Tiziana Sforza | 19 settembre 2018

Come e dove si nasce in Italia? Ce lo racconta l’ultimo rapporto Rapporto CeDAP (Certificato di Assistenza al Parto), che fotografa la situazione del 2015 ed è stato pubblicato dal Ministero della Salute nell’agosto 2018.  

Fra tutti i dati, quello che desta maggiore preoccupazione è la percentuale di chi ricorre al parto cesareo: nel 2015 ben il 34,4% delle nascite sono avvenute con questa modalità, il che pone il nostro paese ben al di sopra della media di molti paesi europei che si attestano sul 20-25%. Il parto cesareo è più frequente nelle donne con cittadinanza italiana (36%) rispetto alle donne straniere (27,7%). E’ quanto emerge dallo studio dei parti nelle Regioni italiane in base alla classificazione Robson, raccomandata dall’Organizzazione Mondiale della Sanità (OMS) come standard globale per la valutazione, il monitoraggio e il benchmarking sul ricorso al taglio cesareo. Il punto di vista dell’OMS sul ricorso al cesareo è netto: vi si dovrebbe ricorrere “solo quando il parto naturale mette in pericolo la madre o il bambino, per esempio dopo un travaglio prolungato, stress fetale o perché il bambino si presenta in una posizione anomala”.

 

Nel Sud piace il cesareo

Il rapporto CEDAP 2015 registra i picchi di cesareo in alcune regioni del Sud Italia e per lo più in case di cura accreditate, dove si ricorre a questa pratica per circa il 52,5% dei parti a fronte del 31,9% negli ospedali pubblici. Maglia nera alla Campania, dove la percentuale sale al 60%. All’opposto della classifica ci sono Friuli e Toscana con una percentuale del 20%.

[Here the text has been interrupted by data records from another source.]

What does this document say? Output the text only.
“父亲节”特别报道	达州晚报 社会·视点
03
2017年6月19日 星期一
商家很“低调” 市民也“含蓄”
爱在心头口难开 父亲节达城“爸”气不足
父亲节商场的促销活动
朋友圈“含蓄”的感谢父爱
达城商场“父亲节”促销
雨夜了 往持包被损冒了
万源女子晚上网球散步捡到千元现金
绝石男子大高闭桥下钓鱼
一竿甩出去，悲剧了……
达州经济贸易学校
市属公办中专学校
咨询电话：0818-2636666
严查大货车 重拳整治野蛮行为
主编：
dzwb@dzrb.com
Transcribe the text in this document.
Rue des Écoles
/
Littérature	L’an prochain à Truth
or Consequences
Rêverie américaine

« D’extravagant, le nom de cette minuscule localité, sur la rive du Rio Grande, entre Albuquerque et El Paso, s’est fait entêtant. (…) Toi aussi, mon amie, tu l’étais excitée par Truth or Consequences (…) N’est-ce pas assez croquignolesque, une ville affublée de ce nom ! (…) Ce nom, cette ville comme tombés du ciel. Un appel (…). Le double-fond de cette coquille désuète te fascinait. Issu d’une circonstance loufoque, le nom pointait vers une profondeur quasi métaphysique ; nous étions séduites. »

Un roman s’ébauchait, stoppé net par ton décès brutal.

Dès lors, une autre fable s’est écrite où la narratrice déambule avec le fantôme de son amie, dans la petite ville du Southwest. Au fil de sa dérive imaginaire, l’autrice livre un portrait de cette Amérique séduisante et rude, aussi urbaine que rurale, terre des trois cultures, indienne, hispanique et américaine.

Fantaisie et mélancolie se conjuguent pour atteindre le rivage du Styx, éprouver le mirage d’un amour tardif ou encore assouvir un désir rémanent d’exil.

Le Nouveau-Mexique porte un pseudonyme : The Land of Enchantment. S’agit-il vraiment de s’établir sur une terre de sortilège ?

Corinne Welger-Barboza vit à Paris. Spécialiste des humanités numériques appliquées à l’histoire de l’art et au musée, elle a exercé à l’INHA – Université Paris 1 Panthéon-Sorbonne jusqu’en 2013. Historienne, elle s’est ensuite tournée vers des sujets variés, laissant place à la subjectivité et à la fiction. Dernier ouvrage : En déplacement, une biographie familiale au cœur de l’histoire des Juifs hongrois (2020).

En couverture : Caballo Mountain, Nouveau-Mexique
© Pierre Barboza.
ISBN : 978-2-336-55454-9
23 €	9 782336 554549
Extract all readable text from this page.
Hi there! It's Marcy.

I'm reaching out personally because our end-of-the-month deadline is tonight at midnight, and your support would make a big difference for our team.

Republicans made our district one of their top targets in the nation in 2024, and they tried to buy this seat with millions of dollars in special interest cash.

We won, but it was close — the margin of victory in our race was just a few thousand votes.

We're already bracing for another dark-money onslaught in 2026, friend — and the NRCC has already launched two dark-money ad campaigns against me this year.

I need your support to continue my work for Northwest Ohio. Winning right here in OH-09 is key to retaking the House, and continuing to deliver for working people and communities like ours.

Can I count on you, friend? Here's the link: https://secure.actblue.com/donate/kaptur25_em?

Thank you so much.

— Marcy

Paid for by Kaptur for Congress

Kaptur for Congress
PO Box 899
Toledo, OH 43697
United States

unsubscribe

Da uno studio effettuato nel 2013 da Ministero della Salute e Agenas (l'agenzia sanitaria delle Regioni) emerge che il 43% dei parti cesarei non aveva motivazioni reali e c’erano schede di dimissione non veritiere: citavano una “posizione anomala del feto” non menzionata però nella cartella clinica. Secondo lo studio, questi episodi riguardavano il 7% dei campioni analizzati, ma in regioni come la Campania si arrivava al 21%, in alcune strutture ospedaliere addirittura al 50%. Il costo economico di questa “truffa” (Dalle lesioni personali alla truffa sono i reati ipotizzabili dalla Magistratura all'epoca dei fatti ndr), quantificato dal ministero, si aggirava sui 80-85 milioni l'anno di denaro pubblico: infatti un ricovero ospedaliero per parto naturale con degenza superiore a un giorno costa al sistema sanitario 1.300 euro, ma raddoppia (2.450 euro) se si tratta di un parto cesareo.

Il costo umano è altrettanto grave: aumento dei rischi per la salute della donna e del neonato. Spiegava infatti il ministero in una nota: “Rispetto a una donna che partorisce naturalmente, una donna sottoposta a parto cesareo ha un rischio triplo di decesso a causa di complicanze anestesiologiche, un rischio di lesioni (vescicali e/o ureterali) fino a 37 volte maggiore e ha una probabilità di sottoporsi a laparotomia esplorativa post-partum aumentata di circa 18 volte; la complicanza di maggior impatto è la rottura dell'utero in una successiva gravidanza, la cui probabilità dopo un taglio cesareo è di 42 volte superiore rispetto a dopo un parto vaginale”.

Lo studio, basato su un controllo a campione fatto su 3.273 cartelle cliniche di 78 strutture pubbliche e private raccolte dai Nas nelle sale parto di tutte le Regioni, evidenziava anche una correlazione fra alta incidenza di cesarei e assenza di chiarezza dei documenti ospedalieri.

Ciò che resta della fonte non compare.